Во всяком случае, Хай-ибн-Якзан, человек, родившийся из ила на острове, не выдерживает испытания опытом Маугли. Если мы проделаем конкретный опыт, возьмем человеческое существо и попытаемся заставить его, бегая по голой природе, подняться до высот метафизики, вряд ли мы что-то получим кроме человека-волка… Понятно, что человек имеет в себе измерение человеческое — слабое, обреченное, пассивное, а общество является сверхчеловеческим, оно является чем-то абсолютно превосходящим индивидуума. Но откуда это общество берется? Оно состоит конкретно из людей — не из духов, не из джиннов, не из ангелов. Посмотрим наверх, там тоже люди, придем в какие-нибудь мистические коллегии посвященных, и там вроде люди.
Откуда же берется это сверхчеловеческое качество общества? Дело в том, что общество является манифестацией Великого существа.
4. Общество как связь смертного человека с Великим Существом
Мы говорили в предыдущей беседе о кризисе бытия, т. е. бытия, являющегося в своей внутренней противоречивости первой возможностью проявления, и кризисе разума как второй возможности проявления. «Гармонизатором» двух этих первых точек проявления, первых манифестаций является архетипическое существо. Мы не будем называть его сейчас человеком, хотя в принципе все традиции склоняются к тому, чтобы назвать его человеком. Каббалисты его называют Адам Кадмон, суфии называют его Инсан уль-Камиль, дальневосточная традиция называет его просто «Человек», имея в виду, что это «человек между небом и землей», Великий Человек. Тем не менее мы будем говорить все-таки, что это существо, Великое существо, которое в одной руке держит бытие, в другой руке держит разум, являясь координатором того и другого. Это то, что имеют в виду индуисты, когда говорят о триаде сат-чит-ананда (бытие, сознание, блаженство), подразумевая под «ананда», т. е. блаженством, именно внутреннее состояние этого Великого существа. (…)

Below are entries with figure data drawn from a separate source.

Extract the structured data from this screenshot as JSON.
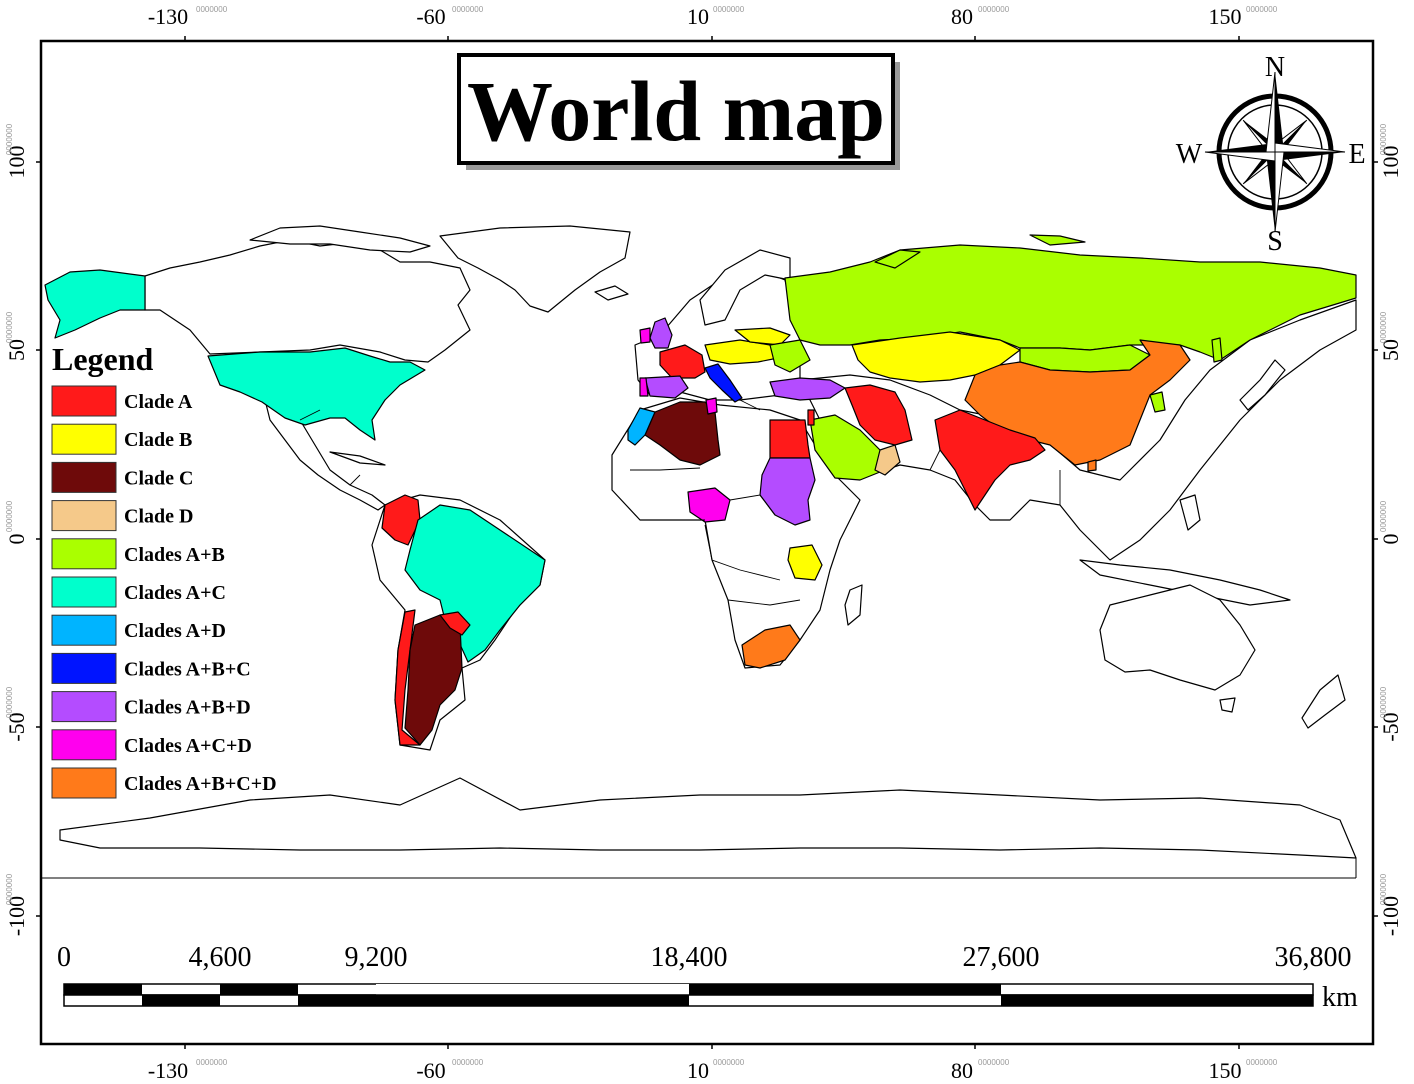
{
  "title": "World map",
  "axis": {
    "x_ticks": [
      {
        "label": "-130",
        "sup": "0000000"
      },
      {
        "label": "-60",
        "sup": "0000000"
      },
      {
        "label": "10",
        "sup": "0000000"
      },
      {
        "label": "80",
        "sup": "0000000"
      },
      {
        "label": "150",
        "sup": "0000000"
      }
    ],
    "y_ticks": [
      {
        "label": "100",
        "sup": "0000000"
      },
      {
        "label": "50",
        "sup": "0000000"
      },
      {
        "label": "0",
        "sup": "0000000"
      },
      {
        "label": "-50",
        "sup": "0000000"
      },
      {
        "label": "-100",
        "sup": "0000000"
      }
    ]
  },
  "compass": {
    "n": "N",
    "s": "S",
    "e": "E",
    "w": "W"
  },
  "legend": {
    "title": "Legend",
    "items": [
      {
        "label": "Clade A",
        "color": "#ff1a1a"
      },
      {
        "label": "Clade B",
        "color": "#ffff00"
      },
      {
        "label": "Clade C",
        "color": "#6e0a0a"
      },
      {
        "label": "Clade D",
        "color": "#f5c98a"
      },
      {
        "label": "Clades A+B",
        "color": "#aaff00"
      },
      {
        "label": "Clades A+C",
        "color": "#00ffcc"
      },
      {
        "label": "Clades A+D",
        "color": "#00b4ff"
      },
      {
        "label": "Clades A+B+C",
        "color": "#0014ff"
      },
      {
        "label": "Clades A+B+D",
        "color": "#b44cff"
      },
      {
        "label": "Clades A+C+D",
        "color": "#ff00ee"
      },
      {
        "label": "Clades A+B+C+D",
        "color": "#ff7a1a"
      }
    ]
  },
  "scale_bar": {
    "labels": [
      "0",
      "4,600",
      "9,200",
      "18,400",
      "27,600",
      "36,800"
    ],
    "unit": "km"
  },
  "regions": [
    {
      "name": "Russia",
      "clade": "Clades A+B"
    },
    {
      "name": "China",
      "clade": "Clades A+B+C+D"
    },
    {
      "name": "USA",
      "clade": "Clades A+C"
    },
    {
      "name": "Alaska",
      "clade": "Clades A+C"
    },
    {
      "name": "Brazil",
      "clade": "Clades A+C"
    },
    {
      "name": "Argentina",
      "clade": "Clade C"
    },
    {
      "name": "Chile",
      "clade": "Clade A"
    },
    {
      "name": "Colombia",
      "clade": "Clade A"
    },
    {
      "name": "India",
      "clade": "Clade A"
    },
    {
      "name": "Iran",
      "clade": "Clade A"
    },
    {
      "name": "Egypt",
      "clade": "Clade A"
    },
    {
      "name": "France",
      "clade": "Clade A"
    },
    {
      "name": "Algeria",
      "clade": "Clade C"
    },
    {
      "name": "Morocco",
      "clade": "Clades A+D"
    },
    {
      "name": "Nigeria",
      "clade": "Clades A+C+D"
    },
    {
      "name": "Sudan",
      "clade": "Clades A+B+D"
    },
    {
      "name": "Spain",
      "clade": "Clades A+B+D"
    },
    {
      "name": "UK",
      "clade": "Clades A+B+D"
    },
    {
      "name": "Turkey",
      "clade": "Clades A+B+D"
    },
    {
      "name": "Italy",
      "clade": "Clades A+B+C"
    },
    {
      "name": "Kazakhstan",
      "clade": "Clade B"
    },
    {
      "name": "Tanzania",
      "clade": "Clade B"
    },
    {
      "name": "Saudi Arabia",
      "clade": "Clades A+B"
    },
    {
      "name": "Mongolia",
      "clade": "Clades A+B"
    },
    {
      "name": "Oman",
      "clade": "Clade D"
    },
    {
      "name": "South Africa",
      "clade": "Clades A+B+C+D"
    }
  ]
}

В социуме человек видит реальность в ее особом, человеческом измерении в конечном счете, как систему знамений, доступных благодаря своей «очеловеченности» его пониманию. Если мы бросим человека в эти «знамения» без социального факта, без оптического прибора общества, результат будет самый жалкий. Он ничего не сможет постичь, поглощаясь каждым конкретным актом восприятия. Для него дерево будет определенной конфигурацией светотени и вещественной плотности, животное — другой конфигурацией и т. д. Его восприятие будет дисперсным, и мы получим не человека, не восприятие, а чистый факт Маугли. Человек не выдерживает восприятия физической реальности сам по себе. Волк выдерживает естественную встречу с голой природой, собака — выдерживает, а человек не выдерживает эту встречу вне социума. Поэтому Аристотель и говорит о нем как об общественном животном. Но этот социум уже есть сверхчеловеческий факт.
Итак, человек в принципе не выдерживает восприятия естественного, он вообще не выдерживает конфронтации с натурой, не будучи опосредствованным в этом своем восприятии обществом. Сначала человек должен воспринять сверхъестественный или сверхчеловеческий факт, факт социальный, который является, условно говоря, «иконой» Великого существа, а уже потом он может воспринять деревья, траву, звезды, все, что угодно. Человек не может, кроме исключительных случаев, непосредственно воспринимать бесконечное. Он может воспринимать только манифестацию Великого существа, явленную ему как общество, последнее звено в цепи посредников. Великое существо предстает перед натуральным естественным человеком (подчеркиваю, мы ведем разговор только о том натуральном естественном человеке, о котором так любили говорить в Европе деисты и о котором так любили говорить суфии, — как бы человеке, не затронутом травмой откровения) через целый ряд нисходящих инстанций. Архетипические законодатели, предшествующие историческому временному циклу, полагают закон не в смысле конкретного содержания, а в смысле некоей нерасчлененной первичной гармонии между бытием и разумом. Это гармония, проведенная на уровень человеческой телесной манифестации; закон как некая ось, как стержень, как центрирование пространства. Архетипический законодатель в некоторых контекстах может проявляться при определенном уровне деградации как культурный герой. Культурный герой — это тени, кальки, разбавленные схемы этого архетипического законодателя, которого индоевропейская традиция называет Ману, т. е. царь-первосвященник. Ману предшествует истории, является как бы президентом нисходящего цикла, Манватары, он полагает свой образ в качестве изначальной человеческой — сверхчеловеческой мудрости.